Watkins practically invented the “drama-doc”, but few ever used it to his radical ends, or with such merciless control. Despite a low budget, The War Game remains impressive on a technical level: from the long, hand-held opening shot; through the editing; the meticulous blending of facts, figures, plans and quotes with reconstruction and informed speculation; and the employment of non-actors. All combine to immerse the viewer in a horrifying picture of possible reality.

It’s the cumulative emotional, psychological and political impact of that picture that remains staggering, however, and is what saw it suppressed for two decades. In 1966, the BBC’s broadcast of Cathy Come Home sparked outrage about homelessness in Britain. If The War Game had been transmitted in 1965, there might have been revolution. Either that, or mass suicide. Fifty years on, it remains genuinely, necessarily, disturbing and difficult to watch. Children’s eyeballs melting; firestorms; British Bobbies employed to shoot victims in the head; radiation sickness; food riots – all documented in a style at once howling rage and yet disconcertingly straight-faced, almost underplayed. You may find yourself googling current government advice about nuclear attack in horror. It highlights how few British TV dramas of the past 20 years have really been about anything.

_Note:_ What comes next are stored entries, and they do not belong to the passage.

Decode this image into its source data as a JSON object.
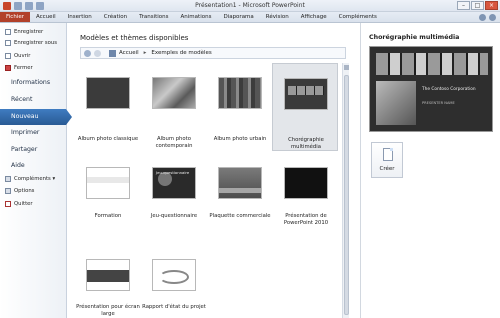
{
  "window": {
    "title": "Présentation1 - Microsoft PowerPoint",
    "controls": [
      "–",
      "□",
      "×"
    ]
  },
  "ribbon": {
    "tabs": [
      "Fichier",
      "Accueil",
      "Insertion",
      "Création",
      "Transitions",
      "Animations",
      "Diaporama",
      "Révision",
      "Affichage",
      "Compléments"
    ]
  },
  "nav": {
    "commands": [
      {
        "label": "Enregistrer",
        "icon": "save-icon"
      },
      {
        "label": "Enregistrer sous",
        "icon": "save-as-icon"
      },
      {
        "label": "Ouvrir",
        "icon": "open-icon"
      },
      {
        "label": "Fermer",
        "icon": "close-doc-icon"
      }
    ],
    "items": [
      "Informations",
      "Récent",
      "Nouveau",
      "Imprimer",
      "Partager",
      "Aide"
    ],
    "active": "Nouveau",
    "footer": [
      {
        "label": "Compléments ▾",
        "icon": "addins-icon"
      },
      {
        "label": "Options",
        "icon": "options-icon"
      },
      {
        "label": "Quitter",
        "icon": "exit-icon"
      }
    ]
  },
  "main": {
    "title": "Modèles et thèmes disponibles",
    "breadcrumb": {
      "home": "Accueil",
      "separator": "▸",
      "current": "Exemples de modèles"
    },
    "templates": [
      {
        "label": "Album photo classique",
        "thumb_text": ""
      },
      {
        "label": "Album photo contemporain",
        "thumb_text": ""
      },
      {
        "label": "Album photo urbain",
        "thumb_text": ""
      },
      {
        "label": "Chorégraphie multimédia",
        "thumb_text": ""
      },
      {
        "label": "Formation",
        "thumb_text": ""
      },
      {
        "label": "Jeu-questionnaire",
        "thumb_text": "Jeu-questionnaire"
      },
      {
        "label": "Plaquette commerciale",
        "thumb_text": ""
      },
      {
        "label": "Présentation de PowerPoint 2010",
        "thumb_text": ""
      },
      {
        "label": "Présentation pour écran large",
        "thumb_text": ""
      },
      {
        "label": "Rapport d'état du projet",
        "thumb_text": ""
      }
    ],
    "selected": "Chorégraphie multimédia"
  },
  "preview": {
    "title": "Chorégraphie multimédia",
    "slide_title": "The Contoso Corporation",
    "slide_subtitle": "PRESENTER NAME",
    "create_label": "Créer"
  },
  "colors": {
    "file_tab": "#b2412a",
    "active_nav": "#3f7cc1"
  }
}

For nightmares of a different kind, another striking iPlayer addition is the six-part Quatermass and the Pit. From 1958, the serial was the third and greatest outing for Professor Quatermass, the British scientist created by visionary writer Nigel Kneale. A blend of post-war atmosphere, occult folklore and science fiction, it begins with workers uncovering a five-million-year-old spaceship, and ends with the Devil appearing over a burning London. The ambition of 2001: A Space Odyssey, crammed inside a Crossroads budget.

Elsewhere, look out for Talking To A Stranger, a four-part play written by John Hopkins for the Theatre 625 strand in 1966. Judi Dench leads as a young woman trying to hide fragility and damage behind a flip city-girl façade in a sad, probing, densely woven psychological piece about family. And, from 1956, the Sunday Night Theatre production of Mrs Patterson, a play about race and adolescence in America’s Deep South, featuring one of British TV’s first black leading casts. The inimitable Eartha Kitt stars, which is reason enough for watching.